According to a Mend study, the more experienced a developer is the more likely he is to remediate a vulnerability immediately and the more likely he is to research for possible fixes on his own. These findings lead to the conclusion that experience builds confidence to play around with the system, ‘touch’ the code as it were, and run the risk of offsetting other issues in the process. It also teaches that experience breeds the sense of urgency needed to attend to a vulnerability in a timely manner, and an understanding that once a vulnerability is made public its potential for destruction skyrockets.
Since experience is accumulated over time and with it the confidence to remediate, the only other way to ensure that all developers in an organization, from junior to senior, become minded towards fixing vulnerabilities and forego their fear of remediating, is for organizations to instill a culture of vulnerability management. To compliment this culture, companies will introduce automated SCA tools (software composition analysis) as a means to alleviate the pitfalls of bug fixing, thereby setting new developers as well as seasoned ones down the right path.
If the latest Apache Struts vulnerability discovered August 22 is any indication of things to come, it is clear that remote access vulnerabilities of the kind that caused the Equifax breach remain an ongoing threat and companies cannot afford to maintain current levels of complacency and inaction.

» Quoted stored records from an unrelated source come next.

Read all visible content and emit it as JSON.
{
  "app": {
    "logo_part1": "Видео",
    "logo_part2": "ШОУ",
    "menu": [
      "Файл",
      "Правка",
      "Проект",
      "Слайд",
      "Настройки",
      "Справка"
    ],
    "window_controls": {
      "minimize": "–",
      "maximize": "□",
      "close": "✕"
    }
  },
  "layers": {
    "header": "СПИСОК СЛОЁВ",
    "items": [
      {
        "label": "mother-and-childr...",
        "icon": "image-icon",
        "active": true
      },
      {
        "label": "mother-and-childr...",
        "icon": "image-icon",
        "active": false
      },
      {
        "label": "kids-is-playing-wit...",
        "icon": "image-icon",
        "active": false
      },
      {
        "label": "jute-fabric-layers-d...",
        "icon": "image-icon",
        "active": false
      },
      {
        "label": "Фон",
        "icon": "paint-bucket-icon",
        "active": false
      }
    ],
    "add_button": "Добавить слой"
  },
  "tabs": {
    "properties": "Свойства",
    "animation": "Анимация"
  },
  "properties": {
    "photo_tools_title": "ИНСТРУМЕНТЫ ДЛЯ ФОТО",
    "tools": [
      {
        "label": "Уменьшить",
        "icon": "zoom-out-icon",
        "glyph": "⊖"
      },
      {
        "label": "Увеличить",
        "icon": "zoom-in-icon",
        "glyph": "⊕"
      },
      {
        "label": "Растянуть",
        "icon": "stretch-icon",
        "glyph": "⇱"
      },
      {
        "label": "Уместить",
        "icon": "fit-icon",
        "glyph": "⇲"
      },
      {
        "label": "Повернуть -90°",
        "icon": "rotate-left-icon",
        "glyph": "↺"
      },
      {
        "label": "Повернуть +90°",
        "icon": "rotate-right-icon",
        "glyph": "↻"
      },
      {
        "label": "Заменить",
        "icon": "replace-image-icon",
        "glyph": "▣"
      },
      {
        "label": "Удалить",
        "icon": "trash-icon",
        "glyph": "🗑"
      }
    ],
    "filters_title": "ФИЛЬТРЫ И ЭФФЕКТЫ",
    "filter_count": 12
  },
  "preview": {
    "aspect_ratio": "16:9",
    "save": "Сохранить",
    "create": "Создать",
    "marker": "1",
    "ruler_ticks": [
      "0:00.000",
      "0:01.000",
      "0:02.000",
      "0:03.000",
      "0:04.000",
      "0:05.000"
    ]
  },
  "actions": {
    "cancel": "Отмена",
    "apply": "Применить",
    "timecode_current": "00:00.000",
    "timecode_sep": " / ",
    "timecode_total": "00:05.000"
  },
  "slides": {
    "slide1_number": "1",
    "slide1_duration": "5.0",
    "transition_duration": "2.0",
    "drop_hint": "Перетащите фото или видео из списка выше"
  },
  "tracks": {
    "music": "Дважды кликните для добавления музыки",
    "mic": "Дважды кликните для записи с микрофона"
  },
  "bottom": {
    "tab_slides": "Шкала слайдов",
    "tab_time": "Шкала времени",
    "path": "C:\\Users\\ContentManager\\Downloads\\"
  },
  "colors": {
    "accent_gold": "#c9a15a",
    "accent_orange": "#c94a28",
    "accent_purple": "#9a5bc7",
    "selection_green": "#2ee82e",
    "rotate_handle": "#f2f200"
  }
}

If anything, vulnerabilities are getting more aggressive and the extent of the havoc they can wreak seems to grow with every new critical bug that gets disclosed. The latest Struts vulnerability under the identification CVE-2018-11776, for instance, can be triggered just by visiting a specific URL on the affected web server, allowing attackers to execute malicious code and eventually take complete control of the targeted server running the vulnerable application.
It comes down to organizations adopting continuous open source management in a way that effectively detects, tracks and remediates vulnerabilities. The fear of things going wrong as a result of the remediation process is not a good enough reason to turn a blind eye and a deaf ear to known vulnerabilities which hackers are on the lookout for and will exploit at great costs to their victims.